Easwaran Hariharan P, Leonhardt Heinrich, Cardoso M Cristina
Max Delbrück Center for Molecular Medicine, Berlin, Germany.
Cell Cycle. 2005 Mar;4(3):453-5. doi: 10.4161/cc.4.3.1525. Epub 2005 Mar 7.
Many cellular processes are regulated by cell cycle dependent changes in protein dynamics and localization. Studying these changes in vivo requires methods to distinguish the different cell cycle stages.
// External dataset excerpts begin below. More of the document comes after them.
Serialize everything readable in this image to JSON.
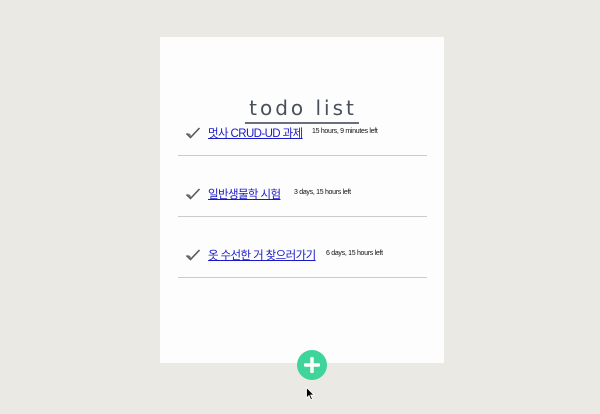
{
  "header": {
    "title": "todo list"
  },
  "todos": [
    {
      "text": "멋사 CRUD-UD 과제",
      "time_left": "15 hours, 9 minutes left"
    },
    {
      "text": "일반생물학 시험",
      "time_left": "3 days, 15 hours left"
    },
    {
      "text": "옷 수선한 거 찾으러가기",
      "time_left": "6 days, 15 hours left"
    }
  ],
  "icons": {
    "check": "checkmark-icon",
    "add": "plus-icon",
    "pointer": "mouse-pointer-icon"
  },
  "colors": {
    "page_background": "#ebe9e3",
    "card_background": "#fdfdfe",
    "link": "#1a1ac8",
    "add_button": "#3fd49a"
  }
}
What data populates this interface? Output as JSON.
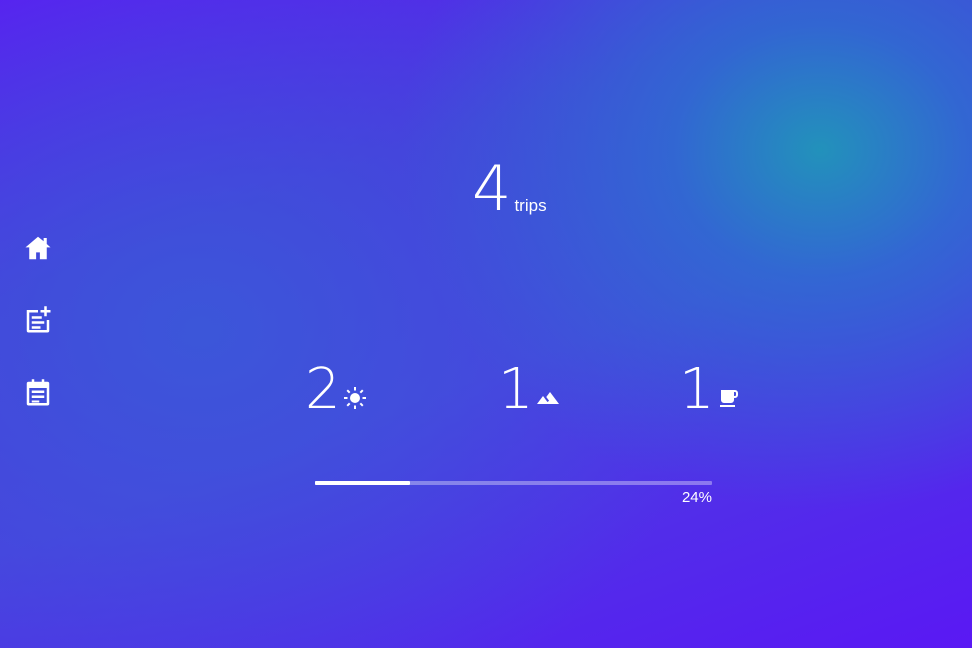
{
  "sidebar": {
    "items": [
      {
        "name": "home",
        "icon": "home-icon"
      },
      {
        "name": "add-trip",
        "icon": "note-add-icon"
      },
      {
        "name": "trips-list",
        "icon": "calendar-note-icon"
      }
    ]
  },
  "summary": {
    "total_count": "4",
    "total_label": "trips"
  },
  "stats": [
    {
      "count": "2",
      "icon": "sun-icon",
      "category": "sunny"
    },
    {
      "count": "1",
      "icon": "mountain-icon",
      "category": "mountain"
    },
    {
      "count": "1",
      "icon": "coffee-icon",
      "category": "cafe"
    }
  ],
  "progress": {
    "value": 0.24,
    "label": "24%"
  },
  "colors": {
    "text": "#ffffff",
    "background_start": "#5a1ef2",
    "background_teal": "#2096b9",
    "track": "rgba(255,255,255,0.35)"
  }
}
Here we demonstrate the use of DNA Ligase I fused to DsRed1 as an in situ marker to identify S phase and the subsequent transition to G2 in live cells. Using this marker, we observed changes in the nuclear distribution of Dnmt1 during cell cycle progression. Based on the different nuclear distribution of DNA Ligase I and Dnmt1 in G2 and G1, we demonstrate that the combination of both proteins allows the direct discrimination of all cell cycle phases using either immunostainings or fusions with fluorescent proteins. These markers are new tools to directly study cell cycle dependent processes in both, fixed and living cells.
许多细胞过程受蛋白质动力学和定位的细胞周期依赖性变化调控。在体内研究这些变化需要能够区分不同细胞周期阶段的方法。在此,我们展示了将与DsRed1融合的DNA连接酶I用作原位标记物,以识别活细胞中的S期以及随后向G2期的转变。使用该标记物,我们观察到细胞周期进程中Dnmt1核分布的变化。基于G2期和G1期DNA连接酶I和Dnmt1不同的核分布,我们证明这两种蛋白质的组合能够通过免疫染色或与荧光蛋白融合直接区分所有细胞周期阶段。这些标记物是直接研究固定细胞和活细胞中细胞周期依赖性过程的新工具。